The policies or initiatives explored in depth here are:
- Accountable Care Organizations
- Hospital-Acquired Conditions
- Value-Based Purchasing
- Hospital Readmission Reductions Program
- Center for Medicare and Medicaid Innovation
- Program Integrity
An accountable care organization (ACO), for example, is a network of providers clinically and financially responsible for the entire continuum of care for a group of patients. Depending on the arrangement, providers, hospitals, and health insurers may share responsibility for the patient’s care. Following the passage of the ACA, the Centers for Medicare & Medicaid Services (CMS) began developing programs for Medicare providers using the ACO model
There has been much discussion of the coverage provisions of the ACA but the law also includes robust cost containment provisions.

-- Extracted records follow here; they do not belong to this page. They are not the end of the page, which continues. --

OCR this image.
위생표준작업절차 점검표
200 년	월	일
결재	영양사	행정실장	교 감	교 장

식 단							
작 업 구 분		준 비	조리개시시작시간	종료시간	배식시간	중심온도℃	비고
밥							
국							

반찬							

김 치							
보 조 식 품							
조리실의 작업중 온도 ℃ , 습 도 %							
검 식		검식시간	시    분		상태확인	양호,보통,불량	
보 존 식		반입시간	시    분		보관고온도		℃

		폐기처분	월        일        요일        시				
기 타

Although each of the policies highlighted here is in nascent stages of implementation, all are premised on prior demonstration programs or experiments in the public and private sectors. Evidence currently available for these policies and initiatives, such as the ACOs discussed earlier, currently points to moderate effectiveness in reducing costs, and at least some successes in improving quality. Many of these initiatives may be synergistic, together creating a more significant effect on the delivery system than each individually.